Kind of like now, only more violently. What is the sound of a drought? 

Tom Toles has an idea: 

Droughtcrack

Who would Jesus’s flock be today? Farmworkers

The Abundant Table is a small but mighty non-profit farm education outfit in Santa Paula, founded by a group of idealistic CSU – Channel Islands students a few years ago. One of them, the eloquent Erynn Smith, director of farm education, explained to me in an interview last year that they had been inspired by the example of Christ, and the way he saw "the marginalized" of his time, the people and the suffering that others overlooked.
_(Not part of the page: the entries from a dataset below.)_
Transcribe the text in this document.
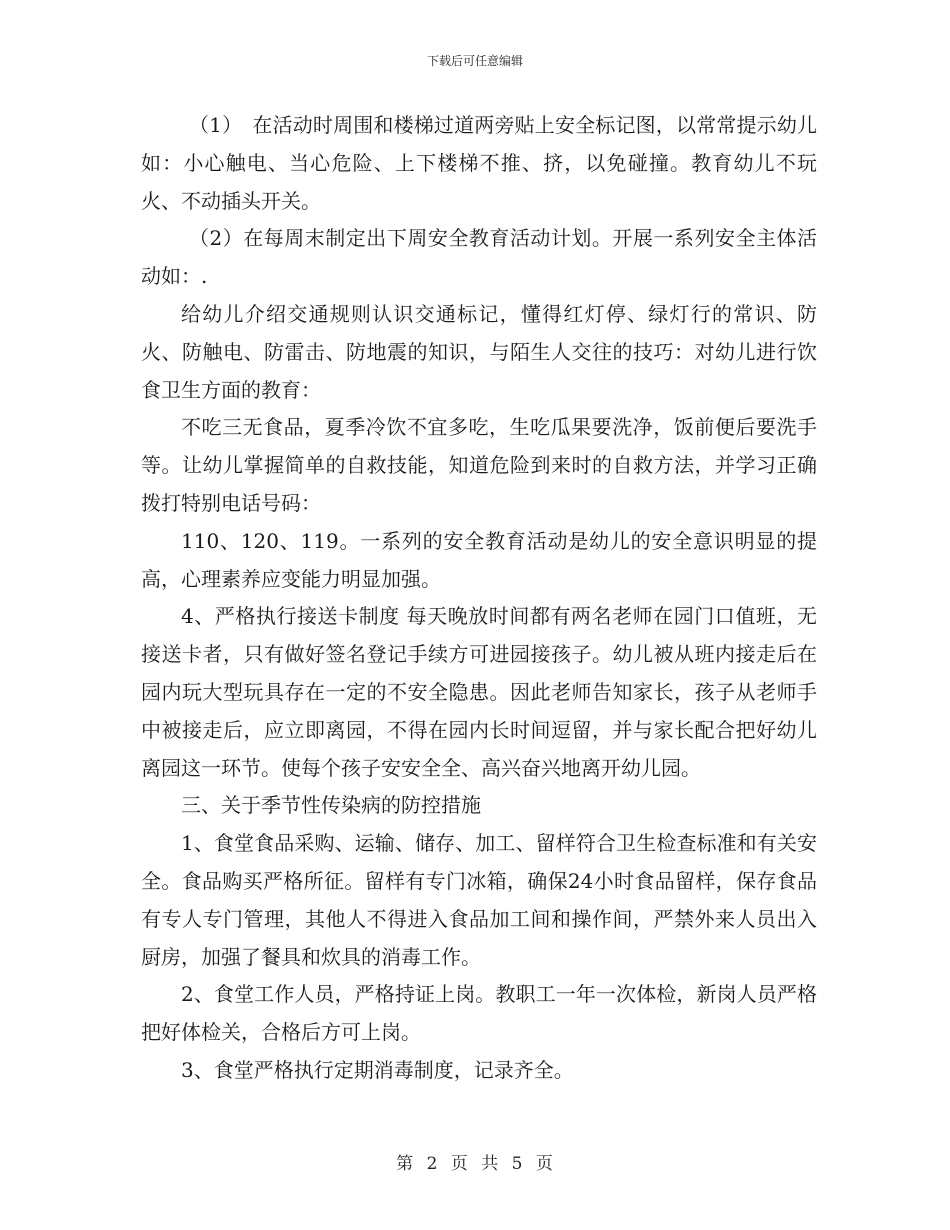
下载后可任意编辑

（1）　在活动时周围和楼梯过道两旁贴上安全标记图，以常常提示幼儿如：小心触电、当心危险、上下楼梯不推、挤，以免碰撞。教育幼儿不玩火、不动插头开关。

（2）在每周末制定出下周安全教育活动计划。开展一系列安全主体活动如：.

给幼儿介绍交通规则认识交通标记，懂得红灯停、绿灯行的常识、防火、防触电、防雷击、防地震的知识，与陌生人交往的技巧：对幼儿进行饮食卫生方面的教育：

不吃三无食品，夏季冷饮不宜多吃，生吃瓜果要洗净，饭前便后要洗手等。让幼儿掌握简单的自救技能，知道危险到来时的自救方法，并学习正确拨打特别电话号码：

110、120、119。一系列的安全教育活动是幼儿的安全意识明显的提高，心理素养应变能力明显加强。

4、严格执行接送卡制度 每天晚放时间都有两名老师在园门口值班，无接送卡者，只有做好签名登记手续方可进园接孩子。幼儿被从班内接走后在园内玩大型玩具存在一定的不安全隐患。因此老师告知家长，孩子从老师手中被接走后，应立即离园，不得在园内长时间逗留，并与家长配合把好幼儿离园这一环节。使每个孩子安安全全、高兴奋兴地离开幼儿园。

三、关于季节性传染病的防控措施

1、食堂食品采购、运输、储存、加工、留样符合卫生检查标准和有关安全。食品购买严格所征。留样有专门冰箱，确保24小时食品留样，保存食品有专人专门管理，其他人不得进入食品加工间和操作间，严禁外来人员出入厨房，加强了餐具和炊具的消毒工作。

2、食堂工作人员，严格持证上岗。教职工一年一次体检，新岗人员严格把好体检关，合格后方可上岗。

3、食堂严格执行定期消毒制度，记录齐全。

第 2 页 共 5 页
They asked themselves, if Christ was alive today and looked around Ventura county, who would be his people? What suffering would he see that others did not and do not? And they agreed that he would see the people who pick our crops, who work our fields, who apply our presticides. And so part of their mission, beyond environmental sustainability, was decent, healthy work for farmworkers. This they have done, I believe, on a small scale, but across this country, two million people work on farms, and all too many of them must struggle to survive.  

A few facts Foodtank, on March 31st, Caesar Chavez day, set aside to honor farmworkers:

The U.S. Centers for Disease Control and Prevention ranked the agriculture industry as one of the most hazardous workplaces in the U.S. While in the fields, farmworkers are at risk for both fatal and nonfatal injuries, lung and skin diseases, and certain cancers associated with chemical use and prolonged sun exposure. In 2011, the U.S. Department of Labor reported at least one farmworker death per day, as well as hundreds of injuries due to work-related accidents—an injury rate 20 percent higher than that of the private industry.

Farmworkers are typically socioeconomically vulnerable immigrants with low levels of formal education. They receive low wages—in 2012, the U.S. Bureau of Labor Statistics reported that agricultural workers earn an average annual income of US$18,910—and one-quarter of the farmworker population live below the national poverty line. According to the U.S. Department of Labor, almost half of farmworkers lack work authorization, which, in addition to deficient resources, has created a population with little power to speak for themselves. 

The Ojai Chautauqua will discuss Immigration: American Dream or American Nightmare? on April 12th, at the Ojai Valley Community Church, with a panel of experts, and, God willing, a good representative of our local immigrant community. Boy have I been looking!

Farmlabor

You wouldn't think it would be difficult, but life is ever surprising.